A crash of two 7-ton trucks during a training exercise Aug. 16 sent 30 Marines to the hospital, the Marine Corps confirmed.

One Marine stayed in the hospital overnight, Lt. Cameron Edinburgh, a Marine Corps spokesman, told Military.com, while the other 29 were released the day of the accident. At least one Marine was airlifted out of Twentynine Palms, California.

The incident happened while reserve Marines with Charlie Company, 1st Battalion, 25 Marines, were participating in a predeployment workup called Integrated Training Exercise 5-19, the outlet reported.

“We were really worried that some of our friends might’ve died,” a Marine told Military.com. “The front ends of the 7-tons were just completely destroyed.”

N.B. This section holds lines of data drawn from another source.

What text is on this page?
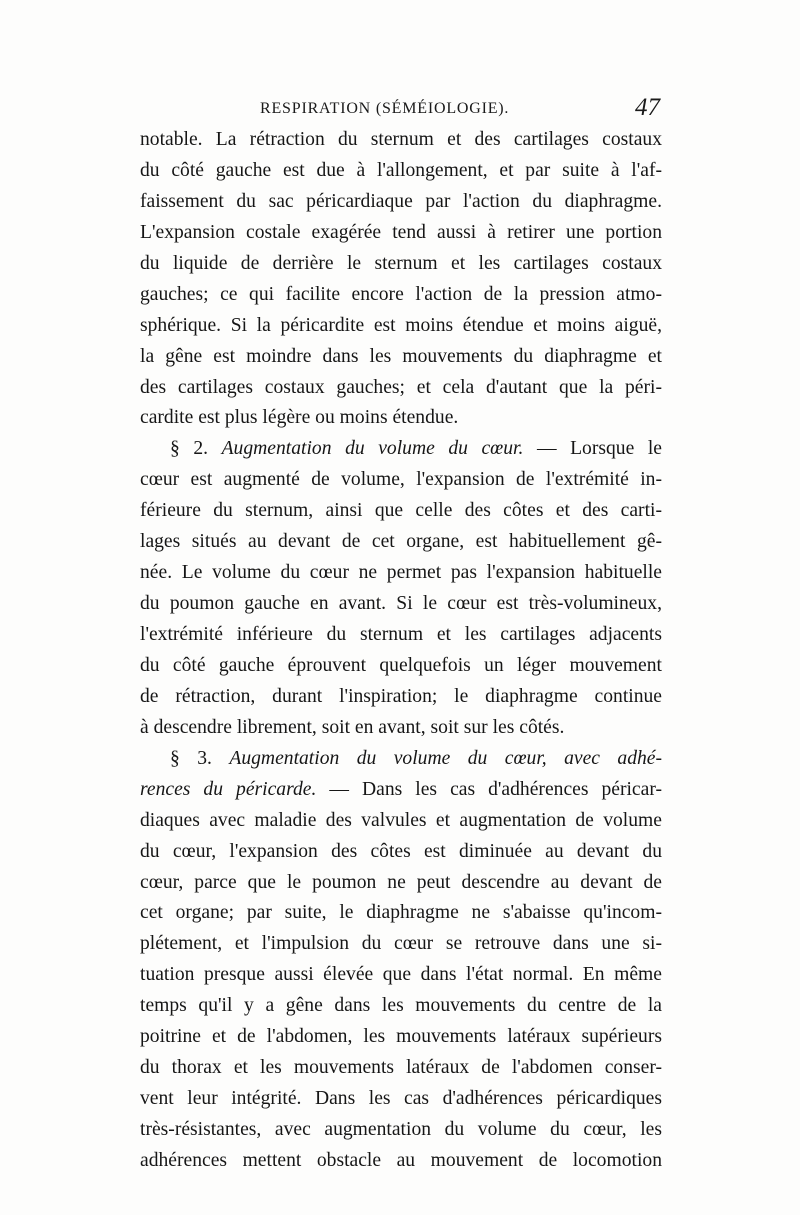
RESPIRATION (SÉMÉIOLOGIE).	47

notable. La rétraction du sternum et des cartilages costaux
du côté gauche est due à l'allongement, et par suite à l'af-
faissement du sac péricardiaque par l'action du diaphragme.
L'expansion costale exagérée tend aussi à retirer une portion
du liquide de derrière le sternum et les cartilages costaux
gauches; ce qui facilite encore l'action de la pression atmo-
sphérique. Si la péricardite est moins étendue et moins aiguë,
la gêne est moindre dans les mouvements du diaphragme et
des cartilages costaux gauches; et cela d'autant que la péri-
cardite est plus légère ou moins étendue.

§ 2. Augmentation du volume du cœur. — Lorsque le
cœur est augmenté de volume, l'expansion de l'extrémité in-
férieure du sternum, ainsi que celle des côtes et des carti-
lages situés au devant de cet organe, est habituellement gê-
née. Le volume du cœur ne permet pas l'expansion habituelle
du poumon gauche en avant. Si le cœur est très-volumineux,
l'extrémité inférieure du sternum et les cartilages adjacents
du côté gauche éprouvent quelquefois un léger mouvement
de rétraction, durant l'inspiration; le diaphragme continue
à descendre librement, soit en avant, soit sur les côtés.

§ 3. Augmentation du volume du cœur, avec adhé-
rences du péricarde. — Dans les cas d'adhérences péricar-
diaques avec maladie des valvules et augmentation de volume
du cœur, l'expansion des côtes est diminuée au devant du
cœur, parce que le poumon ne peut descendre au devant de
cet organe; par suite, le diaphragme ne s'abaisse qu'incom-
plétement, et l'impulsion du cœur se retrouve dans une si-
tuation presque aussi élevée que dans l'état normal. En même
temps qu'il y a gêne dans les mouvements du centre de la
poitrine et de l'abdomen, les mouvements latéraux supérieurs
du thorax et les mouvements latéraux de l'abdomen conser-
vent leur intégrité. Dans les cas d'adhérences péricardiques
très-résistantes, avec augmentation du volume du cœur, les
adhérences mettent obstacle au mouvement de locomotion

Earlier in that same exercise a Marine with the unit was shot and "paralyzed from the neck down” during live-fire training, a military safety brief said.

Vehicle accidents are not uncommon in the military. There were 56 incidents in 2018 involving ground tactical vehicles that met the threshold for mishap classes A through D, according to data from the Navy Safety Center.

The Navy’s minimum reporting threshold is an incident that results in $5,000 or more in damages or results in death or injury.

Marine and Navy noncombat-related tactical military vehicle accidents and rollovers are at a ten year low, Marine Corps Times reported in August, and those mishaps also appear to be on a general decline, according to data provided by the Navy Safety Center.

But some members of Congress and families of Marines killed during tactical vehicle accidents are questioning the accuracy of the Marine Corps’ record keeping.

Michael McDowell, the father of Marine Lt. Hugh C. McDowell ― who died May 9 when his light armored vehicle rolled over ― told Marine Corps Times he was “suspicious of what is not included, what is not reported, what criteria for reporting are set out, how wide or specific those criteria are, and so on.”